Evidently it didn’t, for while Guy was being congratulated by those around the vaulting standard the bar was again raised and a boy with a megaphone announced: “The bar is now at ten feet one and one-half inches!”
But interest was drawn from the prolonged struggle there to the track. At the beginning of the straightaway they were gathering the contestants in the final of the two-hundred-and-twenty-yards-dash, the last of the track events. Clearfield and Springdale had each placed three men in the trials. For Clearfield these were Perry Hull, Kirke and Soper; for Springdale, Knight, Lawrence and Gedge. The trials had been done in twenty-four and three-fifths and twenty-four and four-fifths, rather slow time, but the final promised to show faster performances. It was figured that if Captain Felker could win five points in the pole-vault and the Purple’s sprinters could capture first and second places in the two-twenty, Clearfield might after all squeeze out a victory, for Partridge was counted on to have a very good chance to get the best there was in the hammer-throw, which had been going on for some time in the field across the way. But it was necessary to get eight points in the sprint, as it was reckoned, and there were few who dared hope for such a result. Kirke, it was generally conceded, might possibly win first place, but there were two good runners in the Springdale trio who would certainly make a showing.

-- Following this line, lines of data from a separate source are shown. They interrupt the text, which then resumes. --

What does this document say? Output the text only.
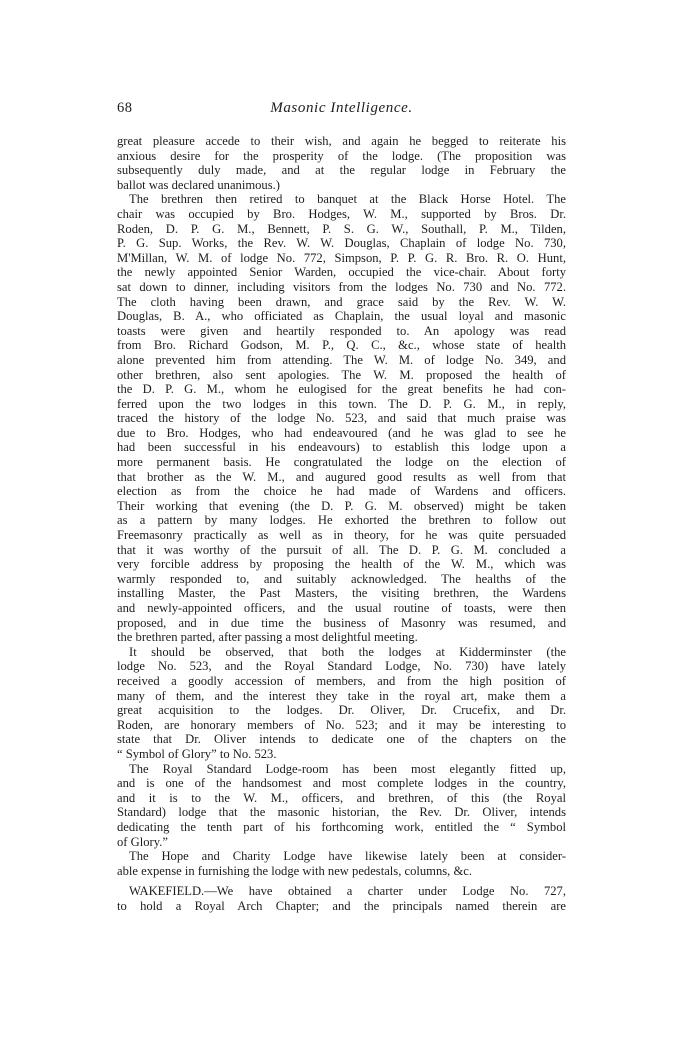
68	Masonic Intelligence.
great pleasure accede to their wish, and again he begged to reiterate his
anxious desire for the prosperity of the lodge. (The proposition was
subsequently duly made, and at the regular lodge in February the
ballot was declared unanimous.)
The brethren then retired to banquet at the Black Horse Hotel. The
chair was occupied by Bro. Hodges, W. M., supported by Bros. Dr.
Roden, D. P. G. M., Bennett, P. S. G. W., Southall, P. M., Tilden,
P. G. Sup. Works, the Rev. W. W. Douglas, Chaplain of lodge No. 730,
M'Millan, W. M. of lodge No. 772, Simpson, P. P. G. R. Bro. R. O. Hunt,
the newly appointed Senior Warden, occupied the vice-chair. About forty
sat down to dinner, including visitors from the lodges No. 730 and No. 772.
The cloth having been drawn, and grace said by the Rev. W. W.
Douglas, B. A., who officiated as Chaplain, the usual loyal and masonic
toasts were given and heartily responded to. An apology was read
from Bro. Richard Godson, M. P., Q. C., &c., whose state of health
alone prevented him from attending. The W. M. of lodge No. 349, and
other brethren, also sent apologies. The W. M. proposed the health of
the D. P. G. M., whom he eulogised for the great benefits he had con-
ferred upon the two lodges in this town. The D. P. G. M., in reply,
traced the history of the lodge No. 523, and said that much praise was
due to Bro. Hodges, who had endeavoured (and he was glad to see he
had been successful in his endeavours) to establish this lodge upon a
more permanent basis. He congratulated the lodge on the election of
that brother as the W. M., and augured good results as well from that
election as from the choice he had made of Wardens and officers.
Their working that evening (the D. P. G. M. observed) might be taken
as a pattern by many lodges. He exhorted the brethren to follow out
Freemasonry practically as well as in theory, for he was quite persuaded
that it was worthy of the pursuit of all. The D. P. G. M. concluded a
very forcible address by proposing the health of the W. M., which was
warmly responded to, and suitably acknowledged. The healths of the
installing Master, the Past Masters, the visiting brethren, the Wardens
and newly-appointed officers, and the usual routine of toasts, were then
proposed, and in due time the business of Masonry was resumed, and
the brethren parted, after passing a most delightful meeting.
It should be observed, that both the lodges at Kidderminster (the
lodge No. 523, and the Royal Standard Lodge, No. 730) have lately
received a goodly accession of members, and from the high position of
many of them, and the interest they take in the royal art, make them a
great acquisition to the lodges. Dr. Oliver, Dr. Crucefix, and Dr.
Roden, are honorary members of No. 523; and it may be interesting to
state that Dr. Oliver intends to dedicate one of the chapters on the
“ Symbol of Glory” to No. 523.
The Royal Standard Lodge-room has been most elegantly fitted up,
and is one of the handsomest and most complete lodges in the country,
and it is to the W. M., officers, and brethren, of this (the Royal
Standard) lodge that the masonic historian, the Rev. Dr. Oliver, intends
dedicating the tenth part of his forthcoming work, entitled the “ Symbol
of Glory.”
The Hope and Charity Lodge have likewise lately been at consider-
able expense in furnishing the lodge with new pedestals, columns, &c.
WAKEFIELD.—We have obtained a charter under Lodge No. 727,
to hold a Royal Arch Chapter; and the principals named therein are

Perry drew the fourth lane, with Lawrence of Springdale on his left and Orson Kirke on his right. Kirke looked grimly determined and Perry was pretty sure that he meant to win. And, thought Perry, since he had failed in the hundred he really deserved to. But Perry was not yet conceding the race. He had made mistakes in his first race. He had realized it afterwards. Now he meant to profit by what he had learned. He wasn’t so frightened this time, either. He had been through the fire.